The New Jersey Division of Taxation has issued guidance pertaining to the state’s treatment of the federal Tax Cuts and Jobs Act’s one-time repatriation of certain foreign earnings and profits. Under the federal Act, U.S. shareholders of controlled foreign corporations or corporations owning 10 percent or more of another foreign corporation are deemed to receive a repatriated dividend of accumulated post-1986 deferred foreign income in the last tax year beginning before January 1, 2018.
For New Jersey Corporation Business Tax (“CBT”) purposes, the Division is taking the position that the repatriated income is included in entire net income, but subject to a potential dividend exclusion under N.J.S.A. 54:10-4(k)(5). Accordingly, if the income is deemed to be repatriated from a corporation which the taxpayer owns an 80 percent interest in, then the taxpayer will be entitled to a complete dividend exclusion. If the income is from a corporation which the taxpayer owns at least a 50 percent interest in, then the taxpayer may take a 50 percent dividend exclusion. However, in the case of less than 50 percent ownership, there will be no New Jersey dividend exclusion.
The Division’s policy should result in some level of increased revenue to the state based on the CBT’s dividend exclusion rules—many taxpayers are expected to repatriate income from entities that are less than 50 percent owned. Accordingly, these taxpayers would not receive a dividend exclusion under the CBT. Additionally, where a New Jersey CBT taxpayer is deemed to repatriate income from a non-unitary subsidiary, there could very well be a constitutional issue for the Division’s current policy under the Commerce Clause. This can occur where the business of the U.S. taxpayer is separate and distinct from that of the foreign corporation and there is no overlapping of officers, employees, and sharing of resources, property and know-how between the entities.
For New Jersey Gross Income Tax (“GIT”) purposes, the Division is taking the position that any income repatriated under the federal provision should be included in the dividends category of income under the GIT and reported in the same tax year and for the same amount as for federal income tax purposes. The Division’s position, however, may require a statutory change or at least promulgating a regulation in light of the current statutory language. The applicable GIT law provides that a dividend means:
any distribution in cash or property made by a corporation, association or business trust that is not an S corporation, (1) out of accumulated earnings and profits, or (2) out of earnings and profits of the year in which such dividend is paid and any distribution in cash or property made by an S corporation, as specifically determined pursuant to section 16 of P.L.1993, c.173 (C.54A:5-14). N.J.S.A. 54A:5-1f.

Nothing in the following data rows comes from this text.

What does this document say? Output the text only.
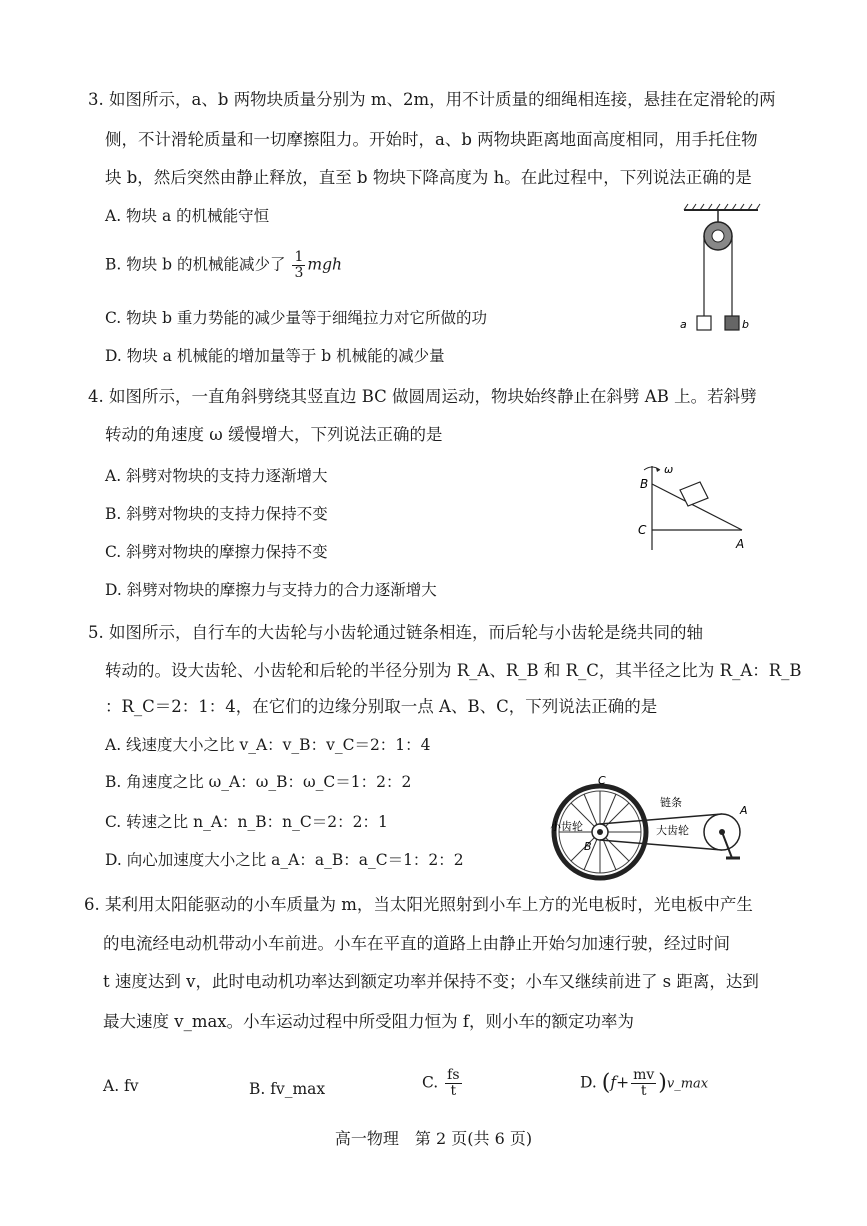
3. 如图所示，a、b 两物块质量分别为 m、2m，用不计质量的细绳相连接，悬挂在定滑轮的两
侧，不计滑轮质量和一切摩擦阻力。开始时，a、b 两物块距离地面高度相同，用手托住物
块 b，然后突然由静止释放，直至 b 物块下降高度为 h。在此过程中，下列说法正确的是
A. 物块 a 的机械能守恒
B. 物块 b 的机械能减少了 $\frac{1}{3}$ mgh
C. 物块 b 重力势能的减少量等于细绳拉力对它所做的功
D. 物块 a 机械能的增加量等于 b 机械能的减少量
a	b
4. 如图所示，一直角斜劈绕其竖直边 BC 做圆周运动，物块始终静止在斜劈 AB 上。若斜劈
转动的角速度 ω 缓慢增大，下列说法正确的是
A. 斜劈对物块的支持力逐渐增大
B. 斜劈对物块的支持力保持不变
C. 斜劈对物块的摩擦力保持不变
D. 斜劈对物块的摩擦力与支持力的合力逐渐增大
ω
B
C
A
5. 如图所示，自行车的大齿轮与小齿轮通过链条相连，而后轮与小齿轮是绕共同的轴
转动的。设大齿轮、小齿轮和后轮的半径分别为 R_A、R_B 和 R_C，其半径之比为 R_A：R_B
：R_C＝2：1：4，在它们的边缘分别取一点 A、B、C，下列说法正确的是
A. 线速度大小之比 v_A：v_B：v_C＝2：1：4
B. 角速度之比 ω_A：ω_B：ω_C＝1：2：2
C. 转速之比 n_A：n_B：n_C＝2：2：1
D. 向心加速度大小之比 a_A：a_B：a_C＝1：2：2
C
B
A
小齿轮
链条
大齿轮
6. 某利用太阳能驱动的小车质量为 m，当太阳光照射到小车上方的光电板时，光电板中产生
的电流经电动机带动小车前进。小车在平直的道路上由静止开始匀加速行驶，经过时间
t 速度达到 v，此时电动机功率达到额定功率并保持不变；小车又继续前进了 s 距离，达到
最大速度 v_max。小车运动过程中所受阻力恒为 f，则小车的额定功率为
A. fv	B. fv_max	C. $\frac{fs}{t}$	D. ($f+ \frac{mv}{t}$ )v_max
高一物理　第 2 页(共 6 页)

Based on the current statute, an argument can be made that any deemed repatriation of foreign income is not a distribution of cash or property under the GIT absent a statutory adoption of the federal regime. The GIT is very different from federal income tax and does not incorporate federal provisions generally. Under current GIT law, only dividends from S corporations clearly implicate federal rules for determining whether such income should be considered a dividend.